We collect, use and are responsible for certain personal information about you. When we do so we are subject to the UK’s Data Protection Act, its Privacy and Electronic Communications Regulations (PECR) and the General Data Protection Regulation, which applies across the European Union. We are responsible as ‘controller’ of that personal information for the purposes of those laws.
We have an up-to-date registration for the NHS Data Security and Protection Security Toolkit.
We operate an ISO27001-aligned Information Security Management System.
We, us, our
Phlo Technologies Ltd., a company incorporated in Scotland under company number SC496769 whose registered address is C/O Gillespie & Anderson, 147 Bath Street, Glasgow G2 4SN.
Our data protection officer
Email: [email protected]
Any information relating to an identified or identifiable individual.
Special category personal information
Personal information revealing racial or ethnic origin, political opinions, religious beliefs, philosophical beliefs or trade union membership.
Genetic and biometric data.
Data concerning health, sex life or sexual orientation.
Personal information we collect about you
We may collect and use the following personal information about you:
your name and contact information, including postal address, email address and telephone number;
information to enable us to check and verify your identity, e.g. your date of birth, scanned images of your exemption certificates, driving licence or passport;
your gender information;
your NHS number;
information about your medicines, and the medicines you have been prescribed currently and in the past;
your billing information, transaction and payment card information;
your contact history, purchase history and saved items;
information about how you use our website, information technology (IT), communication and other systems; and
your responses to surveys, competitions and promotions.
Personal information is required to provide our services to you. If you do not provide personal information we ask for, it may delay or prevent us from providing services to you.
How your personal information is collected
We collect most of this personal information directly from you—in person, by telephone, text or email and/or via our website and apps. However, we may also collect information:
from a third party with your consent, e.g. your General Practitioner or the NHS Spine system, which is the main database of your medical history with the NHS;
via our IT systems, e.g. automated monitoring of our websites and other technical systems, such as our computer networks and connections.

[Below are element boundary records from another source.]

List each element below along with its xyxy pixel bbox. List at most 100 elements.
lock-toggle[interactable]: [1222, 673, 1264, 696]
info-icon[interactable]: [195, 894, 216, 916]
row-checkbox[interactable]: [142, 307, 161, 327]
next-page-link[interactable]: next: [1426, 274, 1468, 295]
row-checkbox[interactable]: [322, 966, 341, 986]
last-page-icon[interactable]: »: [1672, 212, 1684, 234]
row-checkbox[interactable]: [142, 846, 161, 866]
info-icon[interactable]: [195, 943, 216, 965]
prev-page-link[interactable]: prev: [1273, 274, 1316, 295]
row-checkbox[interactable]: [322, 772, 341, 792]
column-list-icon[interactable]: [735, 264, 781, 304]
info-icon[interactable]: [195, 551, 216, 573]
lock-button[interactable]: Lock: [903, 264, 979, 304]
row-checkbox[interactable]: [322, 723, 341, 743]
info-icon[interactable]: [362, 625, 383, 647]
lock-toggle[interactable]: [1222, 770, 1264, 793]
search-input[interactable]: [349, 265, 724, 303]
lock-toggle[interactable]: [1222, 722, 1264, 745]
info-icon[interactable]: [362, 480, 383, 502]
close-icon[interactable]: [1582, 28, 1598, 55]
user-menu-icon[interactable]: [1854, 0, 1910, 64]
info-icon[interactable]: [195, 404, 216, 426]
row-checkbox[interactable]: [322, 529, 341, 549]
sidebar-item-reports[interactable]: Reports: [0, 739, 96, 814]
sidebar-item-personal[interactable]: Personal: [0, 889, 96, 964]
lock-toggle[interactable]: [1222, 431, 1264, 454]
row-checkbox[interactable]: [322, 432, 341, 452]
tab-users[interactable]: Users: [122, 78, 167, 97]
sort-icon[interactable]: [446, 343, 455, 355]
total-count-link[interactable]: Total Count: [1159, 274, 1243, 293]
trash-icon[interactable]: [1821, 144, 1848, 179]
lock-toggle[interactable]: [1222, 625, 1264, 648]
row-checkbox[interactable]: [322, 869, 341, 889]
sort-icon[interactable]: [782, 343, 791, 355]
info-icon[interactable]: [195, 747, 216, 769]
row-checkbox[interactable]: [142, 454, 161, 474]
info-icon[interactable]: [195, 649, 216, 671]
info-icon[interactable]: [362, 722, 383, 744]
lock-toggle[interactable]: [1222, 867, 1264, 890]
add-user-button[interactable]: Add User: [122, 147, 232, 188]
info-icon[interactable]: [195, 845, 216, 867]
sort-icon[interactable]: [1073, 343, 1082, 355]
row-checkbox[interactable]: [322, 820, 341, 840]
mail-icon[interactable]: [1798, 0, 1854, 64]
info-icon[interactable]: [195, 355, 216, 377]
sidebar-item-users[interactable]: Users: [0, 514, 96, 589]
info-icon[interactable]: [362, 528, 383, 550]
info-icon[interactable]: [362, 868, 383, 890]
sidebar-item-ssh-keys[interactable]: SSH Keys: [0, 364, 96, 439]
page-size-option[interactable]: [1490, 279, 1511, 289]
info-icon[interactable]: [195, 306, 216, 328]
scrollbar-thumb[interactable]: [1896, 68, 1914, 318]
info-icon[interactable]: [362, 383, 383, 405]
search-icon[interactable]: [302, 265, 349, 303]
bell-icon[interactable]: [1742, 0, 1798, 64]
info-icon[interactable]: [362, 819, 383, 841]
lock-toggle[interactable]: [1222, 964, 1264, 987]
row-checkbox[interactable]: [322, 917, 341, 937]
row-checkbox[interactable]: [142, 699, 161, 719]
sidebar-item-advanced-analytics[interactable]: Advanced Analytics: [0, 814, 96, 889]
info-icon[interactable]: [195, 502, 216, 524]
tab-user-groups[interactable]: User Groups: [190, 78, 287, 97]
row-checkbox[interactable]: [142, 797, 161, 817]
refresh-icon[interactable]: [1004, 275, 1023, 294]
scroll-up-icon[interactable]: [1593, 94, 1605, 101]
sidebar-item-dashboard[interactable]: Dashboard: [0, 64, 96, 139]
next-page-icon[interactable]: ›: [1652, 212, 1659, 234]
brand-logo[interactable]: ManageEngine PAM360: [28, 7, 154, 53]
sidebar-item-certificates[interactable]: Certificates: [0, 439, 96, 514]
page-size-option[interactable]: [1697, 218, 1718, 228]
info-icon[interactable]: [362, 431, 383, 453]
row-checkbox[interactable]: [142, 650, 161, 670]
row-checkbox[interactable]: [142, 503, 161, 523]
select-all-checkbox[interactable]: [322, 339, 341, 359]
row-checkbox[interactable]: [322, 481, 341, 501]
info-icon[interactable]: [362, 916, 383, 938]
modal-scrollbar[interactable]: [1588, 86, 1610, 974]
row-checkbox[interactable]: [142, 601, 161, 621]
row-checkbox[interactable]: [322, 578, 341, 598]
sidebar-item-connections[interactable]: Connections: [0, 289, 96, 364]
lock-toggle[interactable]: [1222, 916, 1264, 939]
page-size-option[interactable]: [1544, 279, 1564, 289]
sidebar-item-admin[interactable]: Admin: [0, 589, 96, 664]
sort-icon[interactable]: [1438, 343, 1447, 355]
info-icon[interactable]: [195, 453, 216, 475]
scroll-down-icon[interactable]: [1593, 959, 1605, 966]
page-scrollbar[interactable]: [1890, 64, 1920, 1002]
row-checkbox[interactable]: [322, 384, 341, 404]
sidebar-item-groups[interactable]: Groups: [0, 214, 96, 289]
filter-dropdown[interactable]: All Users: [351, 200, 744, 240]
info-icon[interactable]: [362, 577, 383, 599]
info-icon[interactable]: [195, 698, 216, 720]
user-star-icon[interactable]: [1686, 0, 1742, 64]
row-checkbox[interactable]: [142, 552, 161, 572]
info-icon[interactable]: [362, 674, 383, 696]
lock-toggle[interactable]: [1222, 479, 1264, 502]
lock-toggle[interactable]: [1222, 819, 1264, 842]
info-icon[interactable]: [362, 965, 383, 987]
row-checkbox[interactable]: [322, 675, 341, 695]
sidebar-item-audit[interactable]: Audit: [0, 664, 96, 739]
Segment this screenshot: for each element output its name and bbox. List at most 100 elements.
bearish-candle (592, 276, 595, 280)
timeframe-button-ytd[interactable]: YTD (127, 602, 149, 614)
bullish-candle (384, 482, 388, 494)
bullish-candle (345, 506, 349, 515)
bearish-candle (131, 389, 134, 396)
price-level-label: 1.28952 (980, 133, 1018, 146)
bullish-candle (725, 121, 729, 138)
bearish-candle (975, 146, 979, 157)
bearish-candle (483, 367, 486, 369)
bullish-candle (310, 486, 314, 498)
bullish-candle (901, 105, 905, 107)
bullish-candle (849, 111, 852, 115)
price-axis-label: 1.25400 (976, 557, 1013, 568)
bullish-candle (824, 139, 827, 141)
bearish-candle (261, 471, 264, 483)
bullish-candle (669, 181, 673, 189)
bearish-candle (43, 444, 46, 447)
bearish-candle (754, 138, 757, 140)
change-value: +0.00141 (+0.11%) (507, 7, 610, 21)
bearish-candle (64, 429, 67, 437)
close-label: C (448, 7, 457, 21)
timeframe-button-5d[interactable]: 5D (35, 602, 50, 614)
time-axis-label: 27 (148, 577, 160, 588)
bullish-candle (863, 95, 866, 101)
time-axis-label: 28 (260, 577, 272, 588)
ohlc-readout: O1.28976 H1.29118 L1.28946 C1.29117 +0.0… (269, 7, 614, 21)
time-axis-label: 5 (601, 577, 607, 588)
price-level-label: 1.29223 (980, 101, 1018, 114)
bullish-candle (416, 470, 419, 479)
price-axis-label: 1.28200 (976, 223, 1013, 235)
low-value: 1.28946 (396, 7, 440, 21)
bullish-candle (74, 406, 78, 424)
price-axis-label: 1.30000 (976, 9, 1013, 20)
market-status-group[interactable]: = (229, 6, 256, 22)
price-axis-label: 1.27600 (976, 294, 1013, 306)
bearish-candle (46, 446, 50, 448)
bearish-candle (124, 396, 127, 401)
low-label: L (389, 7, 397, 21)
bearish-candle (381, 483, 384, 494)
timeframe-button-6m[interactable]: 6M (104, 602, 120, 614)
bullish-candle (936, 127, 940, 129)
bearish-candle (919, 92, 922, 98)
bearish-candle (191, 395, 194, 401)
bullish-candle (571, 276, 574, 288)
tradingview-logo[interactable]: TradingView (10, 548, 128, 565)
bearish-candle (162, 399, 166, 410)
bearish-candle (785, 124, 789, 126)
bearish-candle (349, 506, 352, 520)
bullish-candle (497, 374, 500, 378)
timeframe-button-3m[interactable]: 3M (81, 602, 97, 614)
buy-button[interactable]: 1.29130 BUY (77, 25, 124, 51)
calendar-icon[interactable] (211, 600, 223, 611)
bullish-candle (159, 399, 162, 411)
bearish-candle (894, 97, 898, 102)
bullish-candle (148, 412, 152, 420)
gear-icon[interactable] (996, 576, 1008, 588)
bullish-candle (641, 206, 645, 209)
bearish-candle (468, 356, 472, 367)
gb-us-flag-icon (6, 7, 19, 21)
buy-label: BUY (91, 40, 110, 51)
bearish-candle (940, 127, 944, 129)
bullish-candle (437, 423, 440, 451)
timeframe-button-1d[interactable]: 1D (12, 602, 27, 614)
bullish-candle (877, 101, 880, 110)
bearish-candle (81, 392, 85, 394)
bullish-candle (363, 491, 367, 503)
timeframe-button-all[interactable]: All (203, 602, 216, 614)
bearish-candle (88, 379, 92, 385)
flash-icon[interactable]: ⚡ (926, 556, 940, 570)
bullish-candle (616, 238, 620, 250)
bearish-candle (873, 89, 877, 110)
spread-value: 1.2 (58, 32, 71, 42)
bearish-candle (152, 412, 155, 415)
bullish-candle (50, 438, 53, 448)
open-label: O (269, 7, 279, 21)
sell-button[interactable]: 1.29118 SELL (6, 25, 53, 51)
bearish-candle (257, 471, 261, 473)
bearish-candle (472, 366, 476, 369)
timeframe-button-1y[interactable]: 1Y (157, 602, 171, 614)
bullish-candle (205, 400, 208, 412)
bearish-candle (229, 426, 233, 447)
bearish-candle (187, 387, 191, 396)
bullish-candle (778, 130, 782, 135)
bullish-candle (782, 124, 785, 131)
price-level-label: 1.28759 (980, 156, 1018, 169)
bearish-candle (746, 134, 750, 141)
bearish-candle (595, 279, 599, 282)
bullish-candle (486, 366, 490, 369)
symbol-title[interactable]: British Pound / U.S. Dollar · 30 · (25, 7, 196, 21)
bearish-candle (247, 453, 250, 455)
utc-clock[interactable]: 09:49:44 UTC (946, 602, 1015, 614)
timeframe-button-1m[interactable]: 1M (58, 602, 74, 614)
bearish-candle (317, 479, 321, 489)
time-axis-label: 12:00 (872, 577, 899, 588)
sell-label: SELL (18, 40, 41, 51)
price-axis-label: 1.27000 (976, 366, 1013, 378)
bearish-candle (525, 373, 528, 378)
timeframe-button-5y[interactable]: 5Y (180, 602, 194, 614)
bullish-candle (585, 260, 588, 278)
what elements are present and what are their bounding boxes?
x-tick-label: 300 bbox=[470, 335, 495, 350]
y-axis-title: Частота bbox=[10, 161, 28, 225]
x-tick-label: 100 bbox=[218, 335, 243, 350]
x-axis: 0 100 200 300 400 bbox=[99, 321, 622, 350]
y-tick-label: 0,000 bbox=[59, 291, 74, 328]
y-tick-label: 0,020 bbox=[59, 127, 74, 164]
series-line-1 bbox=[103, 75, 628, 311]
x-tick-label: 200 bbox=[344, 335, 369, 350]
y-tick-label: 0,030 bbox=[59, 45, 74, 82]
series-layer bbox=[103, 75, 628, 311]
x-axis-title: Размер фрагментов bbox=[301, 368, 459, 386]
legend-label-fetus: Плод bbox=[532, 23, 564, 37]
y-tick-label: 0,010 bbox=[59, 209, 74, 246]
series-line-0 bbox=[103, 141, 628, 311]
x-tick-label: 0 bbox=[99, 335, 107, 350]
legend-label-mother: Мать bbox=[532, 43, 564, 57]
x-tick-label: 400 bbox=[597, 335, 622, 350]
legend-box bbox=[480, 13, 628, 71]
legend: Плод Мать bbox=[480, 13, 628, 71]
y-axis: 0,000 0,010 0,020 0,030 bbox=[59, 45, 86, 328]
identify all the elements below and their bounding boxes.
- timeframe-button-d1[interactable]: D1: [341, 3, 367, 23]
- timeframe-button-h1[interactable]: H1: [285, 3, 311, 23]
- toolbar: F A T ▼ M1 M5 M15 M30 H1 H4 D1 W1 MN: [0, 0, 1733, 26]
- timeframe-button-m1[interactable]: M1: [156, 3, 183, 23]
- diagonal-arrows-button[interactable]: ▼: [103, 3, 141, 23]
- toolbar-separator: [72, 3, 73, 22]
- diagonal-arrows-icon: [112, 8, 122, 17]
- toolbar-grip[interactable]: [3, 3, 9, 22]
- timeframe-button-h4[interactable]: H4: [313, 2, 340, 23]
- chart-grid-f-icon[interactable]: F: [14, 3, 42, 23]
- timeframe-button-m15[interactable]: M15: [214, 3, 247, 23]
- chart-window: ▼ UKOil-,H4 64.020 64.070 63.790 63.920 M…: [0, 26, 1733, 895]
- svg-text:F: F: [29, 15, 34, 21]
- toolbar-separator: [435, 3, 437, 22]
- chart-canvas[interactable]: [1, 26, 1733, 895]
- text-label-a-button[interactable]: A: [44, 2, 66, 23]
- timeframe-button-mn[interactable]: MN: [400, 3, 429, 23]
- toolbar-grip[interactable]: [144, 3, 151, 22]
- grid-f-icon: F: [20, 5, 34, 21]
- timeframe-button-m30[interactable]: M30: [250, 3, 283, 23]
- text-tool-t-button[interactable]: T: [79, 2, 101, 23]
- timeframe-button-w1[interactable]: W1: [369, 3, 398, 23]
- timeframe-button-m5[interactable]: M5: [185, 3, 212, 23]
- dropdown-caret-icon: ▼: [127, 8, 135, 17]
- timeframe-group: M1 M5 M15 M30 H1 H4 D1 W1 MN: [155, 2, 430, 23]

How and why we use your personal information
Under data protection laws, we can only use your personal information if we have a proper reason for doing so, e.g.:
to comply with our legal and regulatory obligations;
for the performance of our contract with you or to take steps at your request before entering into a contract;
for our legitimate interests or those of a third party; or
where you have given consent.
A legitimate interest is when we have a business or commercial reason to use your information, so long as this is not overridden by your own rights and interests.
The table below explains what we use (process) your personal information for and our reasons for doing so:
Testing our platform
We anonymise your data and use it to test our platform. The anonymised data remains in the same secure environment as your real data.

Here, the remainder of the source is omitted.